Today, the once mighty colonial empires of Europe consist mainly of a bunch of Islands, French Guiana, and some other places. What would have had to happen for large scale colonialism to remain into the 21st century?
IMO: The triumph of reactionary authoritarianism over democracy. The eventual demise of colonialism was implicit in the premises of liberal democracy, as it existed in 1900. The rising superpower, the U.S., was deeply unsympathetic to colonial rule. The Versailles settlement in Europe elevated national self-determination to a supreme principle - then restricted it to whites, causing widespread resentment. That contradiction was going to bring down colonialism, eventually -
if liberal democracy remained the dominant ideology.
However, liberal democracy might have foundered in the mid-century crisis. I have envisioned an alt-WW II in which a deeper economic crisis spawned outright Red rebellions the U.S. and Britain, leading to quasi-fascist regimes in those countries. The U.S. and UK allied with Germany and Italy to crush Red France, the USSR, and their ally-of-convenience Japan.
After the War, the colonial powers (including France, where the victors installed a reactionary government), ruthlessly suppressed all independence movements, and this world order persisted into the 2000s.
It would be milder, than its 19th and early to mid 20th century counterparts.

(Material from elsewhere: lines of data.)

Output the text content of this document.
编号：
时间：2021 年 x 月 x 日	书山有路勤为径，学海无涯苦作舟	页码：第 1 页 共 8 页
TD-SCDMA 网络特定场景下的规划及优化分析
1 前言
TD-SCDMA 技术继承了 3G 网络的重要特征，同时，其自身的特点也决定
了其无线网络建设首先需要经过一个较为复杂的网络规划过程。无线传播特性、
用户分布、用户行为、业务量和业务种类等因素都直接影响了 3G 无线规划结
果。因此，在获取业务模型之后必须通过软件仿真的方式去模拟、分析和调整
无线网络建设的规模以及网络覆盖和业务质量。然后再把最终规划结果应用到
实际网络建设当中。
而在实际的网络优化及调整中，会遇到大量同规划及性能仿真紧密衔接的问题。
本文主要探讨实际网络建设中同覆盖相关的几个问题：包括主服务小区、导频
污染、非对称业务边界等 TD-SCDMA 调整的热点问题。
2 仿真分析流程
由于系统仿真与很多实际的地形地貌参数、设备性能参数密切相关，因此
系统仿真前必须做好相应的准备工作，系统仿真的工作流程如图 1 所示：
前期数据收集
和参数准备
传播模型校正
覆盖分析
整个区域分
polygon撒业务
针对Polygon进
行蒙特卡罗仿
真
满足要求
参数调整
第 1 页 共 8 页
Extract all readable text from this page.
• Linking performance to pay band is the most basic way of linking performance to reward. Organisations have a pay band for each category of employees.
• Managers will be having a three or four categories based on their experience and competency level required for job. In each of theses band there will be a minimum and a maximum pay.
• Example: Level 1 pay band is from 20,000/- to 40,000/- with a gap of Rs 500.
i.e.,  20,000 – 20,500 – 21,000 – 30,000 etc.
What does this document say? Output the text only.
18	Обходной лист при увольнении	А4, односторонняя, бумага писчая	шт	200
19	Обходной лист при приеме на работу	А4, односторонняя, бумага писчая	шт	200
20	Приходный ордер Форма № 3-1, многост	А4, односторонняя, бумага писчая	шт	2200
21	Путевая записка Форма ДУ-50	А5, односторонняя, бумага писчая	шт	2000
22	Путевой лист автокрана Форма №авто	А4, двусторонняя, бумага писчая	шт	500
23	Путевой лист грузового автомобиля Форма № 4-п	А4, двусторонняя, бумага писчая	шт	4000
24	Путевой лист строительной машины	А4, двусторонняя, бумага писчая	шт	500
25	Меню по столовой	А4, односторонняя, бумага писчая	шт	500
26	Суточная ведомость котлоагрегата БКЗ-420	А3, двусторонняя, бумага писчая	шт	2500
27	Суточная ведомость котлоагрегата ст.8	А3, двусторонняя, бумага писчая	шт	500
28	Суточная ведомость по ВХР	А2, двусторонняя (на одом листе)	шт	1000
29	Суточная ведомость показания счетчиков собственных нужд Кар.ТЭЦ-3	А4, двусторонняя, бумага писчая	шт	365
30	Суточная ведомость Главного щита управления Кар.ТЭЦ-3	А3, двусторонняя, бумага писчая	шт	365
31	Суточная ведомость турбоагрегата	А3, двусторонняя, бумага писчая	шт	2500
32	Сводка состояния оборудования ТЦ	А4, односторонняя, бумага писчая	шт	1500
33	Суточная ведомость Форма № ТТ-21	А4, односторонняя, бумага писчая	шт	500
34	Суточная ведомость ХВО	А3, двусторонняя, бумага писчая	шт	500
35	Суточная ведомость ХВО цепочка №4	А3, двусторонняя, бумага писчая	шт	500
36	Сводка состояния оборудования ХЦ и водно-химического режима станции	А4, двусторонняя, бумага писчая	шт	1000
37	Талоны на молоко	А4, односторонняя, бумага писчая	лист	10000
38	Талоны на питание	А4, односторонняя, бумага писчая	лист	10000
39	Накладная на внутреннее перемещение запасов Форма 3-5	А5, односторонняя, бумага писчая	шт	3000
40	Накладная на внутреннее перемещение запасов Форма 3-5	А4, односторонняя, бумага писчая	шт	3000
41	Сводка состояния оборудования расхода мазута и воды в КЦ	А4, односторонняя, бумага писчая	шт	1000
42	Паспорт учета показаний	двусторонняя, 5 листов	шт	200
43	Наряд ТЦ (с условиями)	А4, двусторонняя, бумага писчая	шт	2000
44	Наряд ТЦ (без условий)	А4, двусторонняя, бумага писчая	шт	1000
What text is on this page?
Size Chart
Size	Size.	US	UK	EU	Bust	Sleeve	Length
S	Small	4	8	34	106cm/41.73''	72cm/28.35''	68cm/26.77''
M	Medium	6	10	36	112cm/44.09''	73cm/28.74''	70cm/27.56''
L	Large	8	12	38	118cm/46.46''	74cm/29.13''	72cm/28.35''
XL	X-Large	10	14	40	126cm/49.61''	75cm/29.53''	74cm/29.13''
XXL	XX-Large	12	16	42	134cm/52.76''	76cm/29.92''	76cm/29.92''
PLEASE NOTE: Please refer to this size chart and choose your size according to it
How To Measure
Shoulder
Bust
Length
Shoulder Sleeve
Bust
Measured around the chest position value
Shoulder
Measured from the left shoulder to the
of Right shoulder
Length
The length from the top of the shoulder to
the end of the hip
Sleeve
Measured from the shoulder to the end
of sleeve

I think it has to be harsher than in the early 20th century. For a long time, most colonial peoples submitted quietly to rule by the colonizers, because they had always been governed arbitrarily - by locals, near outsiders, now over-seas strangers, what was the big difference? In the 20th century, they began hearing about self-determination, democracy, and the principles of the American Declaration of Independence. And they realized they didn't have to submit. They demanded autonomy at the least, or formal independence, and liberals (in the classic meaning) agreed.
From that time on, colonial rule could have been sustained beyond 1960 only by harsh repression, backed up by authoritarian (and at least mildly racialist) attitudes in the colonizing countries.
There is a sort of utopian alternative, in which the colonies become fully autonomous but still non-sovereign dependencies. I don't think that is really plausible, because of the example of the "white Dominions".
As of say 1850, Canada, Australia, and New Zealand were
colonies. By 1950, they were
sovereign countries. In 1914, Britain's declaration of war on Germany automatically applied to them, as much as to India or the African colonies or the West Indies. In 1939, they were just as loyal to Britain, but they issued their own declarations of war. So did India, actually - though there was great resentment on the part of the Indian Congress that it was done unilaterally by the Viceroy.
(It would be interesting to know when the Dominions began establishing their own diplomatic relations with, for instance, the U.S. - or say Italy.)
By 2000, all colonies except the smallest would insist on being sovereign.
A PoD to establish more permanent colonial rule would have to be long before 1900, IMO.